Whoo hoo! I was preggo! I felt like a huge decision was made for me. I was struggling with whether I wanted an only child or two. I didn't know if I could handle two, but I was excited to try! I immediately went on Etsy and ordered Violet two shirts. One was this one...


and the other one was this cute one....


This was how I announced my exciting news to our family. Things were going a lot smoother this time around. The only problem I had was trying to figure out where I wanted to deliver this time and who my doctor would be. Because of my eclampsia with Violet, most people strongly encouraged me to go to MUSC. I resisted at first, because I really, really didn't want to drive downtown. But in the end, I finally decided to go with it. I had yet to go to my first appointment when the crazy holidays hit, so I was waiting until afterwards.

At 8 weeks, 2 days, I miscarried our baby on New Years Eve. I started getting small cramps about 9pm on Sunday night.

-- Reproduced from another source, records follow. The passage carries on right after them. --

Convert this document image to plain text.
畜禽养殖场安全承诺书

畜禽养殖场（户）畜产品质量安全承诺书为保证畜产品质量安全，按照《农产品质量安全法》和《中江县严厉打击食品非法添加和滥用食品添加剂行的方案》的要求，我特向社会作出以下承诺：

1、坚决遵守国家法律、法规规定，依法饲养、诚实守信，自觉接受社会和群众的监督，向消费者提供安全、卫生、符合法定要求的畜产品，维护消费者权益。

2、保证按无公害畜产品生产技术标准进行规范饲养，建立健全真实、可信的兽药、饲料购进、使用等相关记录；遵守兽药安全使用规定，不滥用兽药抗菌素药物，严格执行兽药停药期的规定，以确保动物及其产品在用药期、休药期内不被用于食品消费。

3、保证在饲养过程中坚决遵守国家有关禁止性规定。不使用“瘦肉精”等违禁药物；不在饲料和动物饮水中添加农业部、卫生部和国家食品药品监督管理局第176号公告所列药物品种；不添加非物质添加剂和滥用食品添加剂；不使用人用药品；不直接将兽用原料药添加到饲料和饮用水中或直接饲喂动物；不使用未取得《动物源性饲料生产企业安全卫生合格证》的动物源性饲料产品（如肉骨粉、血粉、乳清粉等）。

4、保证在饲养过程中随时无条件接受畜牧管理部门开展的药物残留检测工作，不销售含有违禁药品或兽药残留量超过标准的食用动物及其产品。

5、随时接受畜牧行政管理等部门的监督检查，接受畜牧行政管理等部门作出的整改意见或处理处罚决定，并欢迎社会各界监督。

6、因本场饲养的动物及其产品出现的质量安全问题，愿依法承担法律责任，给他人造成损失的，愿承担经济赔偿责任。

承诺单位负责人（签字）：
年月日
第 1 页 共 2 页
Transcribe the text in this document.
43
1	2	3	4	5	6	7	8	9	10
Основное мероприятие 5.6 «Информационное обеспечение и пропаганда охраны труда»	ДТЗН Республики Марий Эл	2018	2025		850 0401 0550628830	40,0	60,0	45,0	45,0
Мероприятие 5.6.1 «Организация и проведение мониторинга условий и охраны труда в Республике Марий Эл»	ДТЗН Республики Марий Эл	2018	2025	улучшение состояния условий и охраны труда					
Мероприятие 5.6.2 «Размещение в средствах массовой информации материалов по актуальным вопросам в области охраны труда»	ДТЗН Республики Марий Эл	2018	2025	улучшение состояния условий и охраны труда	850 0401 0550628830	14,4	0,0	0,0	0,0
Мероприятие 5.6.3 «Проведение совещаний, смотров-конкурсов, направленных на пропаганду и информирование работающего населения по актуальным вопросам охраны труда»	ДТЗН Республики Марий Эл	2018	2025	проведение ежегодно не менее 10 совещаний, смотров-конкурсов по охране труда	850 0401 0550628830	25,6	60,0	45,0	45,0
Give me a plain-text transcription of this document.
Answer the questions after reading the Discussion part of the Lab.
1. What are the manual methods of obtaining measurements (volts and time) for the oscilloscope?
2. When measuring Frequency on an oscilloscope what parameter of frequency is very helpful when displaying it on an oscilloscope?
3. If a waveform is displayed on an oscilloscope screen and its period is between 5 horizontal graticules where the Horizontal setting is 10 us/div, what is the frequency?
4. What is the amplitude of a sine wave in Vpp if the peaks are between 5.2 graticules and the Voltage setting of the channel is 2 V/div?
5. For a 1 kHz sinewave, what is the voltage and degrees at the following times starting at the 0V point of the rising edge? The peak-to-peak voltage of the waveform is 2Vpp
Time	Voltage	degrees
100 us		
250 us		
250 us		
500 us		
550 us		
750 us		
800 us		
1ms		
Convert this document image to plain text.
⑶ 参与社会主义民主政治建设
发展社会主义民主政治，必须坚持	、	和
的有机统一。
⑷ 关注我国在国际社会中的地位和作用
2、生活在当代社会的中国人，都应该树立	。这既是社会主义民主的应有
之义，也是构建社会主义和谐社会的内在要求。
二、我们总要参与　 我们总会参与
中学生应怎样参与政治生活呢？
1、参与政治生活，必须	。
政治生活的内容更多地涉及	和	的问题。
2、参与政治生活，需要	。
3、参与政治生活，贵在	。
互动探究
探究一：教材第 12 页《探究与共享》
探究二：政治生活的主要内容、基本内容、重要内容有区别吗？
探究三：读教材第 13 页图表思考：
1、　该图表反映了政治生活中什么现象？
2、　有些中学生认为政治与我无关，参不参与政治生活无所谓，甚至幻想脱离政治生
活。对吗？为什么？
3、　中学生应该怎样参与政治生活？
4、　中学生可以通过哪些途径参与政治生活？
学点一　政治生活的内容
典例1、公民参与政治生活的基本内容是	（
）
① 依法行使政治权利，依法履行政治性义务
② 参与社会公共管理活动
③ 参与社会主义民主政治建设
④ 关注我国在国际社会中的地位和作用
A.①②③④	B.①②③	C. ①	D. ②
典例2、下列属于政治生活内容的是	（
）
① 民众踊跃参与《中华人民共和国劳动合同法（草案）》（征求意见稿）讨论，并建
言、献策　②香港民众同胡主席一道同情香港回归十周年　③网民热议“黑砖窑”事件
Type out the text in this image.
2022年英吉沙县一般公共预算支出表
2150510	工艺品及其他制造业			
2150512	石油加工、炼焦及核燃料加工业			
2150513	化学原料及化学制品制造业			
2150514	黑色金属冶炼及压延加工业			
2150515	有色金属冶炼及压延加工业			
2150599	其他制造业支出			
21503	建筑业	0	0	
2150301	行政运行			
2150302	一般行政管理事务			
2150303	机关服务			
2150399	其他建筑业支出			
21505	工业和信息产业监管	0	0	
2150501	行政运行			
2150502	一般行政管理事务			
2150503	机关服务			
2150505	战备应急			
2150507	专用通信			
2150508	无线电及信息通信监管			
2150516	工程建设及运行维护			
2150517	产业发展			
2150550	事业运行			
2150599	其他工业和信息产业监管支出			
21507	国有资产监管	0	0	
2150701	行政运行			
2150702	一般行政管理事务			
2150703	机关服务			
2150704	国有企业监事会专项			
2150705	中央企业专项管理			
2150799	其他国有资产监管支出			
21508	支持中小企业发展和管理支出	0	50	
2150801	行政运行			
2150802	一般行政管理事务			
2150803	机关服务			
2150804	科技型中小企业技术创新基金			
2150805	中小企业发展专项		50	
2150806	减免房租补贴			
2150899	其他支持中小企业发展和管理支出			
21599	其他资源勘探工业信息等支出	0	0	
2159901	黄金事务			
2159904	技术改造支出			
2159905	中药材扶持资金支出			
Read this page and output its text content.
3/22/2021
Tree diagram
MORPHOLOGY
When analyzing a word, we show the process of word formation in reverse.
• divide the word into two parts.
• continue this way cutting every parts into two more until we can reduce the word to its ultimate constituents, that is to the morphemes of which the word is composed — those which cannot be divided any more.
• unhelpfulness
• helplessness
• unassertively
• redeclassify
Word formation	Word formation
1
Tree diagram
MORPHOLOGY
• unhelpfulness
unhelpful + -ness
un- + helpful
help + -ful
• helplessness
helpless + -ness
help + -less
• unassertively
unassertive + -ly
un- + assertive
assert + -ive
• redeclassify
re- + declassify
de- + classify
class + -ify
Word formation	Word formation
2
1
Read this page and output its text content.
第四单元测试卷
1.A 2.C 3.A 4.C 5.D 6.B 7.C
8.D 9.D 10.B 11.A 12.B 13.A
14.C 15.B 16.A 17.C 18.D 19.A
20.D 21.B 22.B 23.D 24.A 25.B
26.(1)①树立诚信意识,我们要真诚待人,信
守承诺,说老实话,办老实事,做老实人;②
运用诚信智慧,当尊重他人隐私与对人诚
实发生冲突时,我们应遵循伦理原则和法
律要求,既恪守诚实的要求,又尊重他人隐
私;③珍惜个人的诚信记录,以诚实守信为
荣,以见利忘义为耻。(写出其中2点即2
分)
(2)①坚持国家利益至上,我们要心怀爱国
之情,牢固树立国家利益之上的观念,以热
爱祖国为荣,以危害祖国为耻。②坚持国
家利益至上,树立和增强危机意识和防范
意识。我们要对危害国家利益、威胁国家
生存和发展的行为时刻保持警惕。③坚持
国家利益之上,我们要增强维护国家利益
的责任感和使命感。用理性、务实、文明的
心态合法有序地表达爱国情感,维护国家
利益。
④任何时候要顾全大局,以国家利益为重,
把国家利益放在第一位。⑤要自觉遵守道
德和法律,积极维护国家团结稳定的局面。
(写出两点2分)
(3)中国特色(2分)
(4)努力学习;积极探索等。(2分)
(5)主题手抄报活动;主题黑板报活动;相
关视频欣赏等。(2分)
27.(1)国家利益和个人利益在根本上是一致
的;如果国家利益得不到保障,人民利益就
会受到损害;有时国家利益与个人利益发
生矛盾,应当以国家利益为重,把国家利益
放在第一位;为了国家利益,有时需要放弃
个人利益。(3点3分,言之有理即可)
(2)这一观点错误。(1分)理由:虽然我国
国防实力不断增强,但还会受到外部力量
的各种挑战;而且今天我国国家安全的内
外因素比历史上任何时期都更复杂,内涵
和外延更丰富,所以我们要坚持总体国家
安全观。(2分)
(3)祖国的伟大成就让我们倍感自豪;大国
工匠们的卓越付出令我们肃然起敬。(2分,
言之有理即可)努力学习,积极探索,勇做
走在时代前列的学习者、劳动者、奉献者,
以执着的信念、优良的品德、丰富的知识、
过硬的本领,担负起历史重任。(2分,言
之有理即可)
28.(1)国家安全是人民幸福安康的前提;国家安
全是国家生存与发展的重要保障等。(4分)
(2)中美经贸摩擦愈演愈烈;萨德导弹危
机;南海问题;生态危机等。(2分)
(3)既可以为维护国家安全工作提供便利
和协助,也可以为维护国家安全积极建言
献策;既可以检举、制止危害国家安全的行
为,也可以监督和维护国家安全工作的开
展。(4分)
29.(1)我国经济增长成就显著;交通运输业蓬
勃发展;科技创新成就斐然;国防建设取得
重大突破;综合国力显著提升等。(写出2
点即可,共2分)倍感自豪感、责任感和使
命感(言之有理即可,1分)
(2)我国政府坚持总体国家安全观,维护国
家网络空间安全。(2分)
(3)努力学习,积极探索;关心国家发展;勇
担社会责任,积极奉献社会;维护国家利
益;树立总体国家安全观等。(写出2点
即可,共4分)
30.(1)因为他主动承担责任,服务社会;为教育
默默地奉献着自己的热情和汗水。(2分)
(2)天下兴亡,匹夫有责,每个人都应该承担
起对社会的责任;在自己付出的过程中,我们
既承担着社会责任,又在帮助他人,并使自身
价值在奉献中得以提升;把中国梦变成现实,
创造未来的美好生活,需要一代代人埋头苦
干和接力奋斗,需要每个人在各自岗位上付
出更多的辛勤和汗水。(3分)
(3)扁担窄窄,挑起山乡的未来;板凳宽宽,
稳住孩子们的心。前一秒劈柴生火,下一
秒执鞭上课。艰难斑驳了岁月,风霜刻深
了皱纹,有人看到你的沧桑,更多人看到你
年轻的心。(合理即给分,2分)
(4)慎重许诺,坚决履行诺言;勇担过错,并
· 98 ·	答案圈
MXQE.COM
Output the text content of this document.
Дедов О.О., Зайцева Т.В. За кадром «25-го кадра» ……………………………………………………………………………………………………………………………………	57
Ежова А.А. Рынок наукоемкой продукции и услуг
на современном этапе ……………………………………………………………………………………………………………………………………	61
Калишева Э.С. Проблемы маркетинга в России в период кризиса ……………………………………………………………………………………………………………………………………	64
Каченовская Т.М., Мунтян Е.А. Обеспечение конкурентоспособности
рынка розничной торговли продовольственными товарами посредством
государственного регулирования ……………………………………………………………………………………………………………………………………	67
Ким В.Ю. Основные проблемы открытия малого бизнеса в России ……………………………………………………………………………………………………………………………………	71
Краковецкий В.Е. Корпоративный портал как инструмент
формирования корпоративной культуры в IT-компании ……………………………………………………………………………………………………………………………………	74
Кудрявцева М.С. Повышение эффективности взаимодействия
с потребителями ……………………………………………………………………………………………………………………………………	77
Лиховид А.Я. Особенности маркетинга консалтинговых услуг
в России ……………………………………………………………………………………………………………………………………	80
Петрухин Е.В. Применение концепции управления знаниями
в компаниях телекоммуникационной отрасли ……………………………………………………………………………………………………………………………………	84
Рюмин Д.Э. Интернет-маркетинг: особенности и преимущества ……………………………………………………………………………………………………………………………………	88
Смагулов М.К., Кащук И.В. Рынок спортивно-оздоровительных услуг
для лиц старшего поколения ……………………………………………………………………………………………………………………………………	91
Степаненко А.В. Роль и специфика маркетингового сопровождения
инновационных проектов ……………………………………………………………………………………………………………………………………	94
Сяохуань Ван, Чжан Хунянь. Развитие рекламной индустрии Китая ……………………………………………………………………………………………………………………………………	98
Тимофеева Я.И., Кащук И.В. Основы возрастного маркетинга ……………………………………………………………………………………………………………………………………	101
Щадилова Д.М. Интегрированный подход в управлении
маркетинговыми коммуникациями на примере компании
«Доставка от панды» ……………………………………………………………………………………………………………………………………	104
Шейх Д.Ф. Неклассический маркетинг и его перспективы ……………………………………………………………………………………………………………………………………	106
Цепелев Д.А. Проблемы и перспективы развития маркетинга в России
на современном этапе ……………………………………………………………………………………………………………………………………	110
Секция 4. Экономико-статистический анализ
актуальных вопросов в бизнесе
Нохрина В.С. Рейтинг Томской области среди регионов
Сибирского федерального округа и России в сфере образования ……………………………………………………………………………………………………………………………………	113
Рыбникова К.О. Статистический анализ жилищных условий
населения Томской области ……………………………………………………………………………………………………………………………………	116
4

By the time they increased in strength, I decided to call our insurance triage nurse for advice on which emergency room I could go to. In the end, it took about a hour and a half to finally get to the emergency room. While I was waiting at home, the pain was horrible! It felt like what people have described as labor, but I wasn't sure. The only thing I really knew is that I lost the baby because of the amount of blood. I remember when I called Greg at work, I told him that if this is what labor feels like, I am SO getting another c-section!!!

I really didn't want to wake my little Violet up so late at night, but Dad insisted on driving me to the emergency room. So we took her with us. She did pretty good. I am super grateful for my parents and that we live so close. Greg was able to meet me at the hospital and my Dad took Violet home with him.

It took several hours to go through everything at the hospital. When I was taken for an ultrasound, they asked me to empty my bladder. That was when I passed my baby. It was such a little ball. I was thankful I couldn't see it. (because of the cleaning stuff in the toilet) What I regret is flushing it myself. I should have left it for the medical staff to do. I think that sticks in my mind the most. An ultrasound confirmed it and I was wheeled back to Greg to wait. They gave me an IV and eventually sent us home.

At that point, we were both starving. I was told not to eat or drink before going to the hospital and Greg hadn't eaten for 18 hours! We stopped at Waffle House to satiate ourselves. It served two purposes. We were able to kill a little more time until it was around 6am. My dad needed to go to work, so he dropped V off. She was an angel and went right back to sleep. I got a little shut eye too. I am so grateful for Tana, our babysitter. She's a rockstar. I texted her and she came and got Violet a little later so that Greg and I could get some sleep and recover.

We went out with a bang this past year. I hope 2013 has lots of good things to come. A lot of decisions will have to be made, but I'm confident we will get through them. In the time being, Greg and I brought in the new year by planning an amazing cruise that I've really wanted to go on! It is a good distraction. I really am okay. My blog is a good source of therapy. Our angel baby has gone to spend his/her life with my Granny and Pawpaw. They will all be happy together. :)

So, from all of us and especially Violet.....

Happy New Year!
2013

1 comment:

  1. I'm so so sorry Alisha. I have tears in my eyes reading this because it brings back memories. I had a miscarriage between Asher and Isla. The very next cycle afterward I got pregnant with Isla, which helped to heal my heart. I hope that God will help to heal your heart as well.